La puerta se abre con un pitido y mis dedos se retiran con premura de detrás de las solapas de su chaqueta. Enzo me ofrece su brazo como un auténtico caballero. Me imagino que desde fuera se nos ve más bien como una pareja, no como un par de amigos sin derecho a roce que van a cenar. Sé que nos vemos espectacular así, el uno al lado del otro, pero me vuelvo a recordar a mí misma que es de las pocas cosas que se nos dan bien cuando estamos juntos…

¿Adónde prefieres ir? —me pregunta mientras nos dirigimos hacia su coche, un reluciente BMW negro aparcado muy cerca de la entrada. Lo abre con el mando y, en el siguiente momento, su mano separa la puerta del copiloto de su marco para invitarme a entrar.

Tan italiano como siempre”, pienso mientras me escurro en el interior color canela y negro que huele a lujo.

¿Has decidido adónde vamos? —me pregunta.

No lo sé, eres tú quien tiene hambre. Tú eliges.

Había pensado en bajar a Fisherman’s e improvisar, o podríamos ir a Chinatown a tomar gambas rebozadas y cangrejo fresco. Tú podrías tomarte un rollito de primavera—. Me sonríe con picardía.

No me tientes—. Hago un mohín. Los rollitos de primavera son mi perdición, y él lo sabe. —Hoy ya he infringido mi regla número dos, no quiero que la número tres tenga la misma suerte —digo, y lo lamento en el mismo instante—. Nada de carbohidratos por la noche —añado esperando que ello fuera suficiente para desviar su atención de mi confesión con respecto a la regla número dos.

No me digas que te has convertido en una de esas pijas que solo comen brotes de alfalfa, Luciana—. Me mira él mientras pone el coche en marcha.

¿Y eso me lo preguntas tú, un italiano que odia la pasta?—. Hago yo alusión a su estilo “paleontológico” de comer.

Una cosa es comer sano, y otra es no comer nada, Luciana.
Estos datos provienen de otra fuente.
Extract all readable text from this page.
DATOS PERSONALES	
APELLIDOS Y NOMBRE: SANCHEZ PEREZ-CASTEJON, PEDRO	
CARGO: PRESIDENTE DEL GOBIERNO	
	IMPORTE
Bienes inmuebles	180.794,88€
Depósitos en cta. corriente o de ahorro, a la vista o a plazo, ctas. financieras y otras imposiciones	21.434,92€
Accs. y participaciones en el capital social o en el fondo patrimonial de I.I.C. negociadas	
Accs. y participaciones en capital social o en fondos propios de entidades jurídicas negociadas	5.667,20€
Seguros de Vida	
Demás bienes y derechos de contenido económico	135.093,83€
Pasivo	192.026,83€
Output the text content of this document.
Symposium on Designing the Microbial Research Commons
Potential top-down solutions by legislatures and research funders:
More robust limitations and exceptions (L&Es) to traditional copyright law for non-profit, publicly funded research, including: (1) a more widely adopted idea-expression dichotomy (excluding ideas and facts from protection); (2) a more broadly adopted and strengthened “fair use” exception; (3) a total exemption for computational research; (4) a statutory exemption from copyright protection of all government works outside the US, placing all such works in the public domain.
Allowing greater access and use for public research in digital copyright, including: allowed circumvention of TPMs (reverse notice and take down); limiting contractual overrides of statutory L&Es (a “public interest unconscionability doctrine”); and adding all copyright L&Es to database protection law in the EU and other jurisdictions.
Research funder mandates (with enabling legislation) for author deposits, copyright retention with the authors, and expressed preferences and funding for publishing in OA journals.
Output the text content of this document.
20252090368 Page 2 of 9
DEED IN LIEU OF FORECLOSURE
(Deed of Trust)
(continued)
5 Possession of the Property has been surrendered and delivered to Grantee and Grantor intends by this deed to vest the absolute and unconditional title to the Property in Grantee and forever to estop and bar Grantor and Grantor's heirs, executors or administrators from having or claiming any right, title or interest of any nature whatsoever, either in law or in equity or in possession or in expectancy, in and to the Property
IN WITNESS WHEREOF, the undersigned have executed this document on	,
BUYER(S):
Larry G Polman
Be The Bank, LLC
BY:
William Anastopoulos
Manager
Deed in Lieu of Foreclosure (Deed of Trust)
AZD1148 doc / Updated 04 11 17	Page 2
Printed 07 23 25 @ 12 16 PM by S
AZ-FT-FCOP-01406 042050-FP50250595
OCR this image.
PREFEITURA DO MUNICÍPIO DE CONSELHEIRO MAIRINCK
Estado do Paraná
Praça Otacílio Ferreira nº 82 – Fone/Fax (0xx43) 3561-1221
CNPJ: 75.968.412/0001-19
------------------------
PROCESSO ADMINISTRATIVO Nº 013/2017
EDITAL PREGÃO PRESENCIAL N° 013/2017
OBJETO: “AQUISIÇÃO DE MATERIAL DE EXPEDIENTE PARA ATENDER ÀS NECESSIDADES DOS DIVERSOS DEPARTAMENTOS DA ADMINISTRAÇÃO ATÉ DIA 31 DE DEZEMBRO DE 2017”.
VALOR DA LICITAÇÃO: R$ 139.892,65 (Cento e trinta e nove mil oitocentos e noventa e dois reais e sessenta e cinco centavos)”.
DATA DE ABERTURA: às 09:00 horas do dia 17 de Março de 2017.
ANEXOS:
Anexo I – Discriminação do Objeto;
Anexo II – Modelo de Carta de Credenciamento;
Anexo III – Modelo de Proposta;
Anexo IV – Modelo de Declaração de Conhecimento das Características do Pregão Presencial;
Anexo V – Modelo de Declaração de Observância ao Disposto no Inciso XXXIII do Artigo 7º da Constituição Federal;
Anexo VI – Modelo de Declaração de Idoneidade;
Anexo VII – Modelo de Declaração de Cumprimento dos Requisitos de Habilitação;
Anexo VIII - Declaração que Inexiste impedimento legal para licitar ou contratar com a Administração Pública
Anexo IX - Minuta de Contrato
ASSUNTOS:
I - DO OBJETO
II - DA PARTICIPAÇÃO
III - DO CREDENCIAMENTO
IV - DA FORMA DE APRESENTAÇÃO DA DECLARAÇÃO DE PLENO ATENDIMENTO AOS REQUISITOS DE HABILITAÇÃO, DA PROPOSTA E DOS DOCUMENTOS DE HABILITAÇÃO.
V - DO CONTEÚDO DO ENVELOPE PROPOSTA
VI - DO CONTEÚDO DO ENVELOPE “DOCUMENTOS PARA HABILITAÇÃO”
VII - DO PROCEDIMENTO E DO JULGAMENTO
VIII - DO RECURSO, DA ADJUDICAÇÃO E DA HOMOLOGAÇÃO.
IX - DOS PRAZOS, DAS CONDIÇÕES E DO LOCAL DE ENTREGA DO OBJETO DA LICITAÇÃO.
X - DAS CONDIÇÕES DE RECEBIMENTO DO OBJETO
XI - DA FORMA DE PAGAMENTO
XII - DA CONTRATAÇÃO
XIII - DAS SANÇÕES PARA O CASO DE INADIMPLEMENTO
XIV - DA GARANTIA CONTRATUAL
No te vendría mal tomar un bocata con doble dosis de colesterol—. Me mira él por el rabillo de su ojo. —He oído decir que las novias adelgazan antes de la boda, pero tú tienes que preocuparte por que no pierdas el vestido de camino hacia el altar.

¡No seas maleducado, Enzo Calliari! —digo yo demasiado en broma como para que parezca una reprimenda—. Si no recuerdo mal, te gustaban las de tipo “reloj de arena”, así que estamos en paz. A mí tampoco me gustan los flacos.

Ya me he dado cuenta, tu novio publica una foto siempre que va al gimnasio, y tú, ¡cómo no!, la compartes enseguida para que tus amigas se mueran de envidia.

¡Aaah!—. Me indigno aspirando por la boca. —¿Eso es lo que crees? —pregunto atónita por el asombro.

Por supuesto que sí. Exhibir a vuestros novios como trofeos, ¿no es eso lo que hacéis las mujeres?

Sigues conociendo a la mujer tan poco como antes, Enzo. No me extraña que aún sigas solo —repongo algo cabreada.

Le miro y me doy cuenta de la sombra que lo dicho por mí ha dejado en su rostro.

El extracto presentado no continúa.